Ian Baker - Tired England a product of over-exposure
19 Jan 2010 - 15:30:16
When looking for reasons why South Africa beat England so convincingly in the final Test, it is easy to say the hosts turned up and the visitors did not.
It is also easy to say Morne Morkel and Dale Steyn blew England away right from the start with significant contributions from Graeme Smith and Mark Boucher. Luck with the referral system and significant moments going the hosts' way (such as Andrew Strauss falling first ball of the match) are other reasons.
But I prefer to look deeper than that. Since the English season ended in September, the players have been to South Africa for the Champions Trophy, back to England and then back to Africa again for Twenty20, five ODIs and then four Tests. Is it any wonder that after performing so admirably in the first three Tests they had nothing left?
For a side that have fought so hard during their time in South Africa it is such a shame they apparently lacked courage and spirit in Johannesburg.
Such a long tour in South Africa, the second ranked Test side in the world, is perhaps necessary. It is one of the big ones.
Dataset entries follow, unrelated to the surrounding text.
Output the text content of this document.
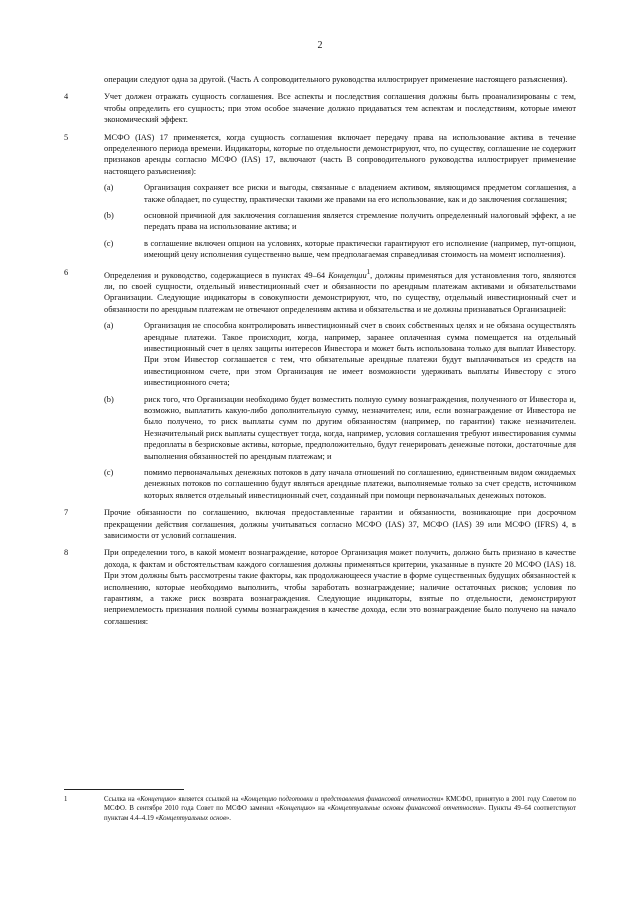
2
операции следуют одна за другой. (Часть А сопроводительного руководства иллюстрирует применение настоящего разъяснения).
4	Учет должен отражать сущность соглашения. Все аспекты и последствия соглашения должны быть проанализированы с тем, чтобы определить его сущность; при этом особое значение должно придаваться тем аспектам и последствиям, которые имеют экономический эффект.
5	МСФО (IAS) 17 применяется, когда сущность соглашения включает передачу права на использование актива в течение определенного периода времени. Индикаторы, которые по отдельности демонстрируют, что, по существу, соглашение не содержит признаков аренды согласно МСФО (IAS) 17, включают (часть В сопроводительного руководства иллюстрирует применение настоящего разъяснения):
(a)	Организация сохраняет все риски и выгоды, связанные с владением активом, являющимся предметом соглашения, а также обладает, по существу, практически такими же правами на его использование, как и до заключения соглашения;
(b)	основной причиной для заключения соглашения является стремление получить определенный налоговый эффект, а не передать права на использование актива; и
(c)	в соглашение включен опцион на условиях, которые практически гарантируют его исполнение (например, пут-опцион, имеющий цену исполнения существенно выше, чем предполагаемая справедливая стоимость на момент исполнения).
6	Определения и руководство, содержащиеся в пунктах 49–64 Концепции$^1$, должны применяться для установления того, являются ли, по своей сущности, отдельный инвестиционный счет и обязанности по арендным платежам активами и обязательствами Организации. Следующие индикаторы в совокупности демонстрируют, что, по существу, отдельный инвестиционный счет и обязанности по арендным платежам не отвечают определениям актива и обязательства и не должны признаваться Организацией:
(a)	Организация не способна контролировать инвестиционный счет в своих собственных целях и не обязана осуществлять арендные платежи. Такое происходит, когда, например, заранее оплаченная сумма помещается на отдельный инвестиционный счет в целях защиты интересов Инвестора и может быть использована только для выплат Инвестору. При этом Инвестор соглашается с тем, что обязательные арендные платежи будут выплачиваться из средств на инвестиционном счете, при этом Организация не имеет возможности удерживать выплаты Инвестору с этого инвестиционного счета;
(b)	риск того, что Организации необходимо будет возместить полную сумму вознаграждения, полученного от Инвестора и, возможно, выплатить какую-либо дополнительную сумму, незначителен; или, если вознаграждение от Инвестора не было получено, то риск выплаты сумм по другим обязанностям (например, по гарантии) также незначителен. Незначительный риск выплаты существует тогда, когда, например, условия соглашения требуют инвестирования суммы предоплаты в безрисковые активы, которые, предположительно, будут генерировать денежные потоки, достаточные для выполнения обязанностей по арендным платежам; и
(c)	помимо первоначальных денежных потоков в дату начала отношений по соглашению, единственным видом ожидаемых денежных потоков по соглашению будут являться арендные платежи, выполняемые только за счет средств, источником которых является отдельный инвестиционный счет, созданный при помощи первоначальных денежных потоков.
7	Прочие обязанности по соглашению, включая предоставленные гарантии и обязанности, возникающие при досрочном прекращении действия соглашения, должны учитываться согласно МСФО (IAS) 37, МСФО (IAS) 39 или МСФО (IFRS) 4, в зависимости от условий соглашения.
8	При определении того, в какой момент вознаграждение, которое Организация может получить, должно быть признано в качестве дохода, к фактам и обстоятельствам каждого соглашения должны применяться критерии, указанные в пункте 20 МСФО (IAS) 18. При этом должны быть рассмотрены такие факторы, как продолжающееся участие в форме существенных будущих обязанностей к исполнению, которые необходимо выполнить, чтобы заработать вознаграждение; наличие остаточных рисков; условия по гарантиям, а также риск возврата вознаграждения. Следующие индикаторы, взятые по отдельности, демонстрируют неприемлемость признания полной суммы вознаграждения в качестве дохода, если это вознаграждение было получено на начало соглашения:
1	Ссылка на «Концепцию» является ссылкой на «Концепцию подготовки и представления финансовой отчетности» КМСФО, принятую в 2001 году Советом по МСФО. В сентябре 2010 года Совет по МСФО заменил «Концепцию» на «Концептуальные основы финансовой отчетности». Пункты 49–64 соответствуют пунктам 4.4–4.19 «Концептуальных основ».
But how can the ECB sell such a long tour in UAE and Bangladesh coming up? The England players have less than a month before they depart on February 14 to re-charge their batteries.
The tour was originally going to be just over a month with three one-dayers and two Tests in Bangladesh.
But the ECB have decided to add two Twenty20 matches in Dubai against Pakistan - presumably with cash an added incentive. Is it any surprise that captain Strauss is missing the whole tour citing potential burn-out?
Regular readers of this blog are fully aware of my belief that far too much cricket is played throughout the world at the moment.
But nothing seems to be done to reduce it.
Over the last few weeks I have read Marcus Trescothick's 2008 autobiography Coming Back to Me.
Although not directly linked to the mental issues he faced, it is clear that spending the majority of his life travelling to different hotels in different parts of the world to play numerous series, did him no good at all.
People may criticise Strauss but he is saving himself for more important matches.
Will it really take more Trescothicks to bring the issue of too much cricket to a head?